2016 brings a few updates to the venerable RockShox Lyrik line for bigger lines and burly trails. With an elongated brace, newly tapered legs, and a Boost axle width, the 27.5 Lyrik RCT3 Solo Air 180 Boost Fork may be best described as a beefed up version of the ever popular Pike that's up for nearly any challenge on the enduro circuit.
The key differences between the Pike and the renovated Lyrik lie in the latter's body, which enjoys a general reinforcement throughout. The 35mm stanchions are similar to the Pike's, but they beef out more at the crown. The crown itself is also sturdier, as are the lowers, and the overall effect is a noticeable gain in stiffness. If you often find yourself questioning the prudence of your line selection, then you'll appreciate the Lyrik's stiff, confident tracking as an alternative to constantly correcting lines in the middle of terrain features.

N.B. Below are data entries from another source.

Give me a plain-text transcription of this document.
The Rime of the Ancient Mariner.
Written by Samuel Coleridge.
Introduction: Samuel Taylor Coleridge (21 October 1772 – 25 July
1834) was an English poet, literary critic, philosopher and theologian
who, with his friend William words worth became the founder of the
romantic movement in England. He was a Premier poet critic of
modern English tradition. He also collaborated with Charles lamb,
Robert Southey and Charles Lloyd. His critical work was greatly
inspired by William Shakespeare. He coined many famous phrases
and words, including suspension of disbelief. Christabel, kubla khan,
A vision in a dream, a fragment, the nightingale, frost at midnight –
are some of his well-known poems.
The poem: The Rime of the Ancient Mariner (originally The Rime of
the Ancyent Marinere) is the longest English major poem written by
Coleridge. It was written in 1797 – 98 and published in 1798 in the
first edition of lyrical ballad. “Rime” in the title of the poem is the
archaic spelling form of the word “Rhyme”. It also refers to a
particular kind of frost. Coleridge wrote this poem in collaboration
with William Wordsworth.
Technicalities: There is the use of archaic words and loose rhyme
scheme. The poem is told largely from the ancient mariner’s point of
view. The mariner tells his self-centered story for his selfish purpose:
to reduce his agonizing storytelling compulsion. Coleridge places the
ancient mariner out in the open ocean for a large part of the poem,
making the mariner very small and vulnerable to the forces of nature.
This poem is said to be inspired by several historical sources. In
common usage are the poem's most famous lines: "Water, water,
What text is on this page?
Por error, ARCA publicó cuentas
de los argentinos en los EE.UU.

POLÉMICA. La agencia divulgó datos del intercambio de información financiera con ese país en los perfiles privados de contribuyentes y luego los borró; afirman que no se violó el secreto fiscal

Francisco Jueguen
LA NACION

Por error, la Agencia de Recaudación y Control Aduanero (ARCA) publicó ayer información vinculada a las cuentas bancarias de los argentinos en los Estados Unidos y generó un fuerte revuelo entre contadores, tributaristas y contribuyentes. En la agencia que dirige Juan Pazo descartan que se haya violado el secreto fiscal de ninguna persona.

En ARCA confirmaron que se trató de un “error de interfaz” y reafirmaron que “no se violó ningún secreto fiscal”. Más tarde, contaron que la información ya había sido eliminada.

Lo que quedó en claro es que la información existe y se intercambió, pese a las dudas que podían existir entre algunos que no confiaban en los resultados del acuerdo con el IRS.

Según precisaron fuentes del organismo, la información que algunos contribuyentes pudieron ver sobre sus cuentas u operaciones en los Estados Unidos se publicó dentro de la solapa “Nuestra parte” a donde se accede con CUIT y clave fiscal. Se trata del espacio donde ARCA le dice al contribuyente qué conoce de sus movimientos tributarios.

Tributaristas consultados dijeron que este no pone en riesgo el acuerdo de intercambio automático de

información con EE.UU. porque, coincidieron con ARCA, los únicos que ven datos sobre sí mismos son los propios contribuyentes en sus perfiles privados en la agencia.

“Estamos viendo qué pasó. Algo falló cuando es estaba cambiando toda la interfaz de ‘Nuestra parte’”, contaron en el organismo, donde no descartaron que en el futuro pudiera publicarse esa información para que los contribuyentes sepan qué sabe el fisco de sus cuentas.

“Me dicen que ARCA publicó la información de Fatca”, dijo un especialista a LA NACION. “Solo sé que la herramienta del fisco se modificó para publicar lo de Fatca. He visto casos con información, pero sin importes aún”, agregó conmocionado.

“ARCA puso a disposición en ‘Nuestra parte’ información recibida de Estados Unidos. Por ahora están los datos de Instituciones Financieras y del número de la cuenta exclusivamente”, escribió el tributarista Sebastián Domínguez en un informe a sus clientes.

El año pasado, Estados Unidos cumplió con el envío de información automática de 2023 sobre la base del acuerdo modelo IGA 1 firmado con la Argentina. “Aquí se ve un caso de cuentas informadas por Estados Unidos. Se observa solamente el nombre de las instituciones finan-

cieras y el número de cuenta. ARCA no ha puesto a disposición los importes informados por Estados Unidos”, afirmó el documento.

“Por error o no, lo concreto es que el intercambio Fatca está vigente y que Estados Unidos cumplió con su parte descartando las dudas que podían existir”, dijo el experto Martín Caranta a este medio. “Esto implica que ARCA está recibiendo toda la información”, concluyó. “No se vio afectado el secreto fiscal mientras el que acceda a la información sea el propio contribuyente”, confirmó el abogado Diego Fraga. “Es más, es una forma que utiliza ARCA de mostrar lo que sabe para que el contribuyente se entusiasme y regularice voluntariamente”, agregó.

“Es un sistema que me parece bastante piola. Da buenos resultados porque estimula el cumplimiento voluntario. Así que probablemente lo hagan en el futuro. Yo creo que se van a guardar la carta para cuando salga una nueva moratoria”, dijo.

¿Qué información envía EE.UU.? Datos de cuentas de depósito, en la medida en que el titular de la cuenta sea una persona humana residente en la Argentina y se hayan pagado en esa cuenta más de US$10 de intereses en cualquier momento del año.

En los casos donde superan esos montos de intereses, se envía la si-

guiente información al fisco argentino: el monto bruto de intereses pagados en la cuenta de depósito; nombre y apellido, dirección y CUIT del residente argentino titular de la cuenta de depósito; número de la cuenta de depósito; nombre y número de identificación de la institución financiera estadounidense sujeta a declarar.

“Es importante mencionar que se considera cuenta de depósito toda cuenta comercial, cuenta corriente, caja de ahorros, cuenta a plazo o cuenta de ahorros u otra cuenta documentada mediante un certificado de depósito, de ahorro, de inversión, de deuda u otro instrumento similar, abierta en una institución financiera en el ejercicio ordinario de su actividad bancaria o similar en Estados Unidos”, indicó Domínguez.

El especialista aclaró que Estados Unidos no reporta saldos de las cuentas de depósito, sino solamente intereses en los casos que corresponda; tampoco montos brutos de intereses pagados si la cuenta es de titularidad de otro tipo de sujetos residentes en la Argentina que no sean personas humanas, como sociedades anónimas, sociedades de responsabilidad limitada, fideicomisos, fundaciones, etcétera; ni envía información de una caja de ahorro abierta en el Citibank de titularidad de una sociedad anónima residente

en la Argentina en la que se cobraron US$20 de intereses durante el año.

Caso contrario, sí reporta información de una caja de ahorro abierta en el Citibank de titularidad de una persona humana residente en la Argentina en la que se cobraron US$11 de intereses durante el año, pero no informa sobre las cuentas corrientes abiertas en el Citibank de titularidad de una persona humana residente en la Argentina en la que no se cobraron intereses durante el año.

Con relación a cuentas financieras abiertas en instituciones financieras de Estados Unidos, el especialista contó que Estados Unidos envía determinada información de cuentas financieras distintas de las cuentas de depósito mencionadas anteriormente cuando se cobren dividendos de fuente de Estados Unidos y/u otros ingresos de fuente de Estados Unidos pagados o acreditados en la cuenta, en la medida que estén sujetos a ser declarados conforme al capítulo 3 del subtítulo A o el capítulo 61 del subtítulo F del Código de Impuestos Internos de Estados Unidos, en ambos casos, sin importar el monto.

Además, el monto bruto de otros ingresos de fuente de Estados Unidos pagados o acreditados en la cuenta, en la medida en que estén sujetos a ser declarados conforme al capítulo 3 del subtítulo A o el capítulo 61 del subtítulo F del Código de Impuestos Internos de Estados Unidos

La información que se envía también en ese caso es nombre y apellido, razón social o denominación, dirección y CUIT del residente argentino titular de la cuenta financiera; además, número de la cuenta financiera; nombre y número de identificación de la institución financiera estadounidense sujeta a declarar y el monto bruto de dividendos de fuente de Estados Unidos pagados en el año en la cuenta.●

The Lyrik runs an updated Solo Air spring with a larger negative chamber and a new SKF cartridge seal that nets claimed reductions in friction and increases in intervals between servicing. That seal and chamber combination is responsible for the Lyrik's smooth initial stroke. It's got an uncanny ability to stay on top of successive, small bumps and alleviate brake dive—both of which it does better than the Pike.
RockShox preserved certain elements of the original Lyrik that made it the favorite to begin with, including the RCT3 Charger damper and Fast Black coating, and Solo Air shock design. Depending on whether you're climbing up or dropping in, the fork's settings can be dialed by the three-position RCT3 switch, which lets you choose discreet amounts of lockout for bigger hits, trail terrain, or cross-country speed. RockShox's Rapid Recovery feature indulges the Lyrik's terrain-gobbling tendencies by keeping recovery between hits short, so you'll always have that cushion, even through multiple successive bumps.